2008-05-31 Thread Raymond Hettinger

Mini-Pep:  An Empty String ABC
Target:  Py2.6 and Py3.0
Author:  Raymond Hettinger

Proposal


Add a new collections ABC specified as:

   class String(Sequence):
   pass

Motivation
--
Having an ABC for strings allows string look-alike classes to declare
themselves as sequences that contain text.  Client code (such as a flatten
operation or tree searching tool) may use that ABC to usefully differentiate
strings from other sequences (i.e. containers vs containees).  And in code
that only relies on sequence behavior, isinstance(x,str) may be usefully
replaced by isinstance(x,String) so that look-alikes can be substituted in
calling code.

A natural temptation is add other methods to the String ABC, but strings are a
tough case.  Beyond simple sequence manipulation, the string methods get very
complex.  An ABC that included those methods would make it tough to write a
compliant class that could be registered as a String.  The split(), rsplit(),
partition(), and rpartition() methods are examples of methods that would be
difficult to emulate correctly.  Also, starting with Py3.0, strings are
essentially abstract sequences of code points, meaning that an encode() method
is essential to being able to usefully transform them back into concrete data.
Unfortunately, the encode method is so complex that it cannot be readily
emulated by an aspiring string look-alike.
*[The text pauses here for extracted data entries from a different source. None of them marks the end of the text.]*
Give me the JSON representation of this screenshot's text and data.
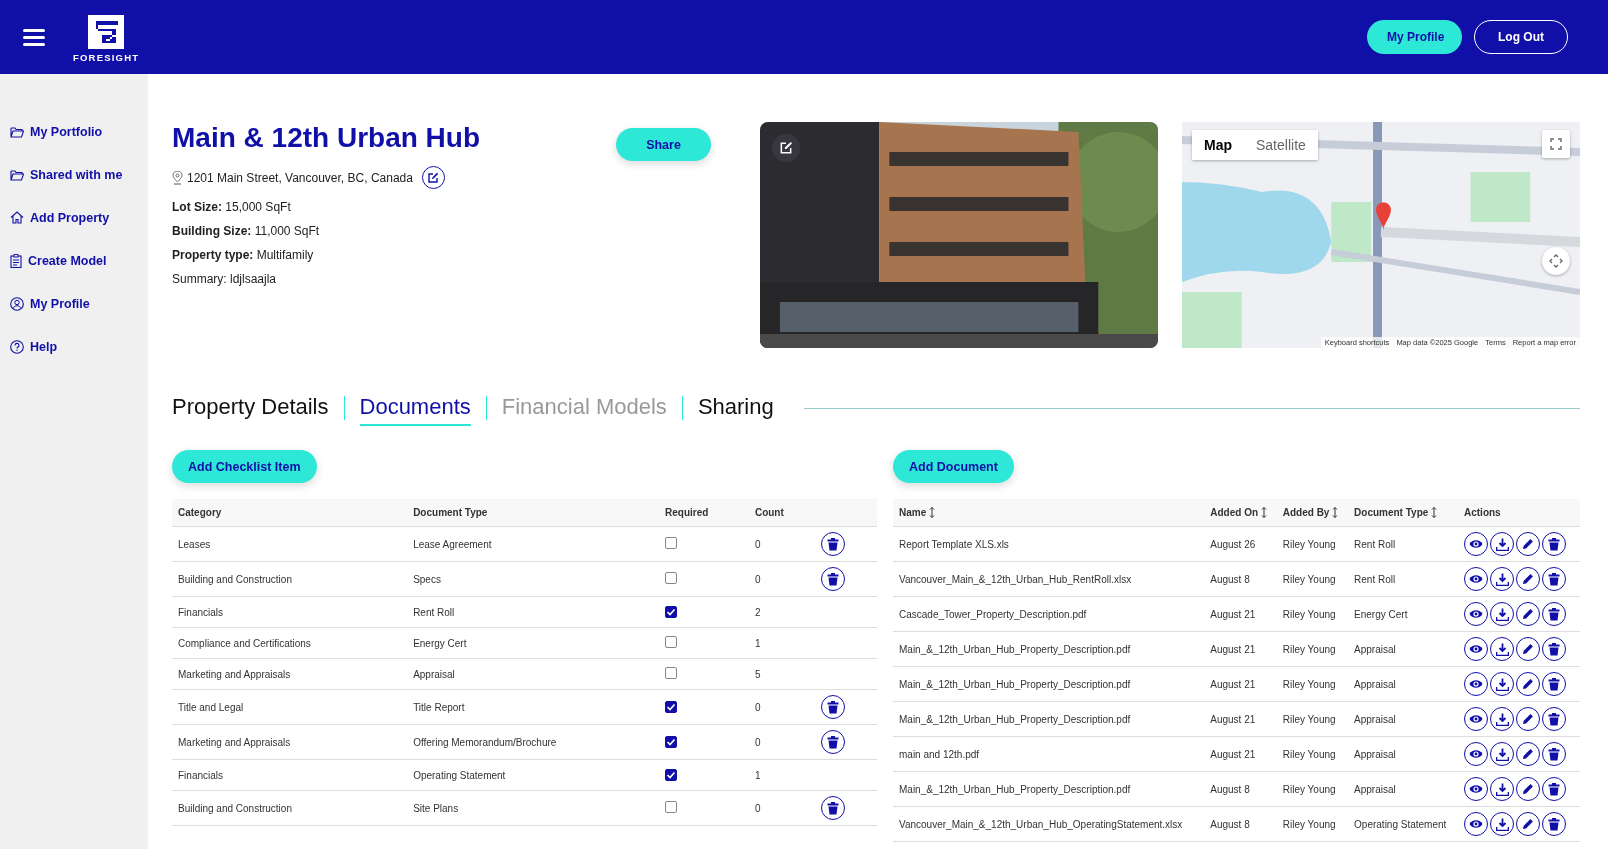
{
  "header": {
    "logo_text": "FORESIGHT",
    "buttons": [
      {
        "label": "My Profile",
        "kind": "filled"
      },
      {
        "label": "Log Out",
        "kind": "outline"
      }
    ]
  },
  "sidebar": {
    "items": [
      {
        "label": "My Portfolio"
      },
      {
        "label": "Shared with me"
      },
      {
        "label": "Add Property"
      },
      {
        "label": "Create Model"
      },
      {
        "label": "My Profile"
      },
      {
        "label": "Help"
      }
    ]
  },
  "property": {
    "title": "Main & 12th Urban Hub",
    "address": "1201 Main Street, Vancouver, BC, Canada",
    "details": [
      {
        "label": "Lot Size:",
        "value": "15,000 SqFt",
        "bold_label": true
      },
      {
        "label": "Building Size:",
        "value": "11,000 SqFt",
        "bold_label": true
      },
      {
        "label": "Property type:",
        "value": "Multifamily",
        "bold_label": true
      },
      {
        "label": "Summary:",
        "value": "ldjlsaajla",
        "bold_label": false
      }
    ],
    "share_button": "Share"
  },
  "map": {
    "types": [
      {
        "label": "Map",
        "selected": true
      },
      {
        "label": "Satellite",
        "selected": false
      }
    ],
    "attribution": [
      "Keyboard shortcuts",
      "Map data ©2025 Google",
      "Terms",
      "Report a map error"
    ]
  },
  "tabs": [
    {
      "label": "Property Details",
      "selected": false,
      "disabled": false
    },
    {
      "label": "Documents",
      "selected": true,
      "disabled": false
    },
    {
      "label": "Financial Models",
      "selected": false,
      "disabled": true
    },
    {
      "label": "Sharing",
      "selected": false,
      "disabled": false
    }
  ],
  "checklist": {
    "button": "Add Checklist Item",
    "columns": [
      "Category",
      "Document Type",
      "Required",
      "Count"
    ],
    "rows": [
      {
        "category": "Leases",
        "document_type": "Lease Agreement",
        "required": false,
        "count": "0",
        "deletable": true
      },
      {
        "category": "Building and Construction",
        "document_type": "Specs",
        "required": false,
        "count": "0",
        "deletable": true
      },
      {
        "category": "Financials",
        "document_type": "Rent Roll",
        "required": true,
        "count": "2",
        "deletable": false
      },
      {
        "category": "Compliance and Certifications",
        "document_type": "Energy Cert",
        "required": false,
        "count": "1",
        "deletable": false
      },
      {
        "category": "Marketing and Appraisals",
        "document_type": "Appraisal",
        "required": false,
        "count": "5",
        "deletable": false
      },
      {
        "category": "Title and Legal",
        "document_type": "Title Report",
        "required": true,
        "count": "0",
        "deletable": true
      },
      {
        "category": "Marketing and Appraisals",
        "document_type": "Offering Memorandum/Brochure",
        "required": true,
        "count": "0",
        "deletable": true
      },
      {
        "category": "Financials",
        "document_type": "Operating Statement",
        "required": true,
        "count": "1",
        "deletable": false
      },
      {
        "category": "Building and Construction",
        "document_type": "Site Plans",
        "required": false,
        "count": "0",
        "deletable": true
      }
    ]
  },
  "documents": {
    "button": "Add Document",
    "columns": [
      {
        "label": "Name",
        "sortable": true
      },
      {
        "label": "Added On",
        "sortable": true
      },
      {
        "label": "Added By",
        "sortable": true
      },
      {
        "label": "Document Type",
        "sortable": true
      },
      {
        "label": "Actions",
        "sortable": false
      }
    ],
    "rows": [
      {
        "name": "Report Template XLS.xls",
        "added_on": "August 26",
        "added_by": "Riley Young",
        "document_type": "Rent Roll"
      },
      {
        "name": "Vancouver_Main_&_12th_Urban_Hub_RentRoll.xlsx",
        "added_on": "August 8",
        "added_by": "Riley Young",
        "document_type": "Rent Roll"
      },
      {
        "name": "Cascade_Tower_Property_Description.pdf",
        "added_on": "August 21",
        "added_by": "Riley Young",
        "document_type": "Energy Cert"
      },
      {
        "name": "Main_&_12th_Urban_Hub_Property_Description.pdf",
        "added_on": "August 21",
        "added_by": "Riley Young",
        "document_type": "Appraisal"
      },
      {
        "name": "Main_&_12th_Urban_Hub_Property_Description.pdf",
        "added_on": "August 21",
        "added_by": "Riley Young",
        "document_type": "Appraisal"
      },
      {
        "name": "Main_&_12th_Urban_Hub_Property_Description.pdf",
        "added_on": "August 21",
        "added_by": "Riley Young",
        "document_type": "Appraisal"
      },
      {
        "name": "main and 12th.pdf",
        "added_on": "August 21",
        "added_by": "Riley Young",
        "document_type": "Appraisal"
      },
      {
        "name": "Main_&_12th_Urban_Hub_Property_Description.pdf",
        "added_on": "August 8",
        "added_by": "Riley Young",
        "document_type": "Appraisal"
      },
      {
        "name": "Vancouver_Main_&_12th_Urban_Hub_OperatingStatement.xlsx",
        "added_on": "August 8",
        "added_by": "Riley Young",
        "document_type": "Operating Statement"
      }
    ]
  }
}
Besides complexity, another problem with the concrete str API is the extensive
number of methods.  If string look-alikes were required to emulate the likes
of zfill(), ljust(), title(), translate(), join(), etc., it would
significantly add to the burden of writing a class complying with the String
ABC.

The fundamental problem is that of balancing a client function's desire to
rely on a broad number of behaviors against the difficulty of writing a
compliant look-alike class.  For other ABCs, the balance is more easily struck
because the behaviors are fewer in number, because they are easier to
implement correctly, and because some methods can be provided as mixins.  For
a String ABC, the balance should lean toward minimalism due to the large
number of methods and how difficult it is to implement some of the correctly.

A last reason to avoid expanding the String API is that almost none of the
candidate methods characterize the notion of "stringiness".  With something
calling itself an integer, an __add__() method would be expected as it is
fundamental to the notion of "integeriness".  In contrast, methods like
startswith() and title() are non-essential extras -- we would not discount
something as being not stringlike if those methods were not present.